Organisation - June 21, 2012

BSc students graduate faster and faster

University students in Wageningen are managing to complete their Bachelor's with increasing speed. Over the past two years the completion rate rose by 30 percent. Of the cohort starting in 2007, no less than 62 percent attained their Bachelor's degree (officially a three-year course) within four years. For students starting in 2005, that figure was just 48 percent. This is reported in the Wageningen UR Annual Report 2011, which was published this week on the intranet.
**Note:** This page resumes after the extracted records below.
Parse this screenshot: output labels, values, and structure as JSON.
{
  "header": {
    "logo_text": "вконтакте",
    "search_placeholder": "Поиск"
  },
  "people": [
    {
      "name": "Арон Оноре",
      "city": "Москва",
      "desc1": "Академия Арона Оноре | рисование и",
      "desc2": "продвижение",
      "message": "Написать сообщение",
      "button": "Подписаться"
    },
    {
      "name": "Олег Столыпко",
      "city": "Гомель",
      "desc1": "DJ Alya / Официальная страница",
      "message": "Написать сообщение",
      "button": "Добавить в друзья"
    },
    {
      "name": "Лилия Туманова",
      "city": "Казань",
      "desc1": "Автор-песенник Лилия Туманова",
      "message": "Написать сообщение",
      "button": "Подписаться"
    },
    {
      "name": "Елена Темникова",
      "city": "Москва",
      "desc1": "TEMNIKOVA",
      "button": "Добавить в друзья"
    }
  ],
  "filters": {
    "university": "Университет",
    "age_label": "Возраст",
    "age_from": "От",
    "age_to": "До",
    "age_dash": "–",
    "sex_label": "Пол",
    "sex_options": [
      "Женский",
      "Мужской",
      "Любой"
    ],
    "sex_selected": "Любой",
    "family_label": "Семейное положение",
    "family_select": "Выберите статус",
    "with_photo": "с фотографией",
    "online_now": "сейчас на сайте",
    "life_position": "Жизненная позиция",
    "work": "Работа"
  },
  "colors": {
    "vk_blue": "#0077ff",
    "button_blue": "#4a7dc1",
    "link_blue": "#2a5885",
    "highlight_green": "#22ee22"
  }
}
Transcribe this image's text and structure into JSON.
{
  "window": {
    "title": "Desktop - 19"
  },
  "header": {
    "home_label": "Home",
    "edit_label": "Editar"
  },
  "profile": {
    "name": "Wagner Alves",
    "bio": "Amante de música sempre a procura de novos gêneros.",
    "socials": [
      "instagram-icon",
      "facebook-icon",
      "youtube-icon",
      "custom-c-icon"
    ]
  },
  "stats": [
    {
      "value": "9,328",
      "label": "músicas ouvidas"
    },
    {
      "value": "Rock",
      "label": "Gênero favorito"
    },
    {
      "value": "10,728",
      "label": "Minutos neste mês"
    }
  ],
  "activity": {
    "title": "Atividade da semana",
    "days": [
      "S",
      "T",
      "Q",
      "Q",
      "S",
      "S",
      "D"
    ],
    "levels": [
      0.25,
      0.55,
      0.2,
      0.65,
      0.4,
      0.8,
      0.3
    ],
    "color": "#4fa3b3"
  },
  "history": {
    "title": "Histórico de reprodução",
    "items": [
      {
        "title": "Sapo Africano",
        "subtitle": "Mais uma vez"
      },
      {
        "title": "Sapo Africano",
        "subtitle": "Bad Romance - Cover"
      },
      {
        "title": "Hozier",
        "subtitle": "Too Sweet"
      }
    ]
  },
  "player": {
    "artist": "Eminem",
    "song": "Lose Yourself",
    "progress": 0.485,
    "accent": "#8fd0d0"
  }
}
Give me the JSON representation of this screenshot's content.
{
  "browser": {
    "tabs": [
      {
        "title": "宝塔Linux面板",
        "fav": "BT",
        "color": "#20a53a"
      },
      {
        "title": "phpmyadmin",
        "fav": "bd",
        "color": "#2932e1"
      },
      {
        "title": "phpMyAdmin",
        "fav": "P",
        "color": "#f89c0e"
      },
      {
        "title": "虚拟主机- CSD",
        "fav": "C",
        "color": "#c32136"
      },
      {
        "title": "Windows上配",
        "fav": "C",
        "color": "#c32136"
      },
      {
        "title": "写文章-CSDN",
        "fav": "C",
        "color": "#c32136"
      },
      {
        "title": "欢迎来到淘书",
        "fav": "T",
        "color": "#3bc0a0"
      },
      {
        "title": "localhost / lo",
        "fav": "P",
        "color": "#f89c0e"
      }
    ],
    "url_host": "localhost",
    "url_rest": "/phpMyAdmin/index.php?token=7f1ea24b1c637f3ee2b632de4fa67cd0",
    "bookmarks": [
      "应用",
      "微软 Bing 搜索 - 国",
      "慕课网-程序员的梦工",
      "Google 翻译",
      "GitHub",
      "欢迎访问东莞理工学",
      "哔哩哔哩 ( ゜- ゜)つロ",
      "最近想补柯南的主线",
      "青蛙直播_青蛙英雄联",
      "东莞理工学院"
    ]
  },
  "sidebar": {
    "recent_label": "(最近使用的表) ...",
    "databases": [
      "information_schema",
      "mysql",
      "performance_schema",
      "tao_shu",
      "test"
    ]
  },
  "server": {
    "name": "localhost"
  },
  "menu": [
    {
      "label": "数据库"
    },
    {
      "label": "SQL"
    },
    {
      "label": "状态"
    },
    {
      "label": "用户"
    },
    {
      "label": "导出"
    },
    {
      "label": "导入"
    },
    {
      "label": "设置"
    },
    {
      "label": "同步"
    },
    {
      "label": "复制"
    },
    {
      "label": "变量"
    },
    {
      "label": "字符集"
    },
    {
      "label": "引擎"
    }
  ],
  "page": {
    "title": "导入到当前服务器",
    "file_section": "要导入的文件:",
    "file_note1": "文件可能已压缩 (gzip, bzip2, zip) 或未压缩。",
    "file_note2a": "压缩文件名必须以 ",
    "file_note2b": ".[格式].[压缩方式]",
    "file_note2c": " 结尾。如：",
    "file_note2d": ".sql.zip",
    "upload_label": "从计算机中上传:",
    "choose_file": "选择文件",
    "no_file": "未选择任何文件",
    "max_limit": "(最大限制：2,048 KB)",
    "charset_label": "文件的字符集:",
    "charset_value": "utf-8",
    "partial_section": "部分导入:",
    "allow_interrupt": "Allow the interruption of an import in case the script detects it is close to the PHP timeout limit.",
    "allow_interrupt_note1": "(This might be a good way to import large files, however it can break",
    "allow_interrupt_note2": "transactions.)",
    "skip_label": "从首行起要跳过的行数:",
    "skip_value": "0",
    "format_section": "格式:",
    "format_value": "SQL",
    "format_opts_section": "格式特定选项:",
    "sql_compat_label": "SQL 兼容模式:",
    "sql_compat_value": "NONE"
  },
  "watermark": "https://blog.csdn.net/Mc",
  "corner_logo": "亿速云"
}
Sanne Mirck of the Student Council suspects that these days students are embarking on their studies with a different attitude. 'Graduating on schedule is the norm. Passing courses is taking priority. I imagine this is due to the government's measures.'
For years now, the government and universities have been trying to accelerate completion times. A fine for slow students, for example, was introduced by state secretary Halbe Zijlstra. Anyone running up more than one year's extension is obliged to pay 3000 euros per year in additional tuition fees. And students will soon face the 'hard cutoff point' rule: they may only start a Master's once they have completed their Bachelor's. This measure won't become binding until 2013, but according to Pim Brascamp, university education director,  study advisers are already recommending this route. 'Until a couple of years ago, students were advised to do exactly the opposite: get started on their Master's subjects while finishing up their Bachelor's.'
Study advice
In addition, Wageningen's university is advising its students more rigorously than in the past. First-year students get help with planning and scheduling and they receive a study recommendation. As already happens at VHL, the university is considering making binding the recommendation to leave the study programme, a consequence of the university's agreement with the Ministry of Education to further boost student completions. Of the students who started this past year, as many as 75 per cent must gain their Bachelor's within four years. Tardy students will have no choice but to accept study skills training. And first-years will get more teaching hours and interim tests.
The Annual Report also reveals that there is no change in VHL's student completion rate. At the applied science university this is expressed in average study duration. Students at the Velp and Wageningen sites take an average of 4.5 years to complete their courses. In Leeuwarden that percentage rose from 4.5 to 4.6 years. The number of drop-outs in Leeuwarden has risen considerably, from 187 in 2009 to 275 last year.
The completion rates of Master's students were already high; nine out of ten earn the degree within three years. The high proportion of international students, almost 50 per cent, contributes to this success. For them studying is an expensive business.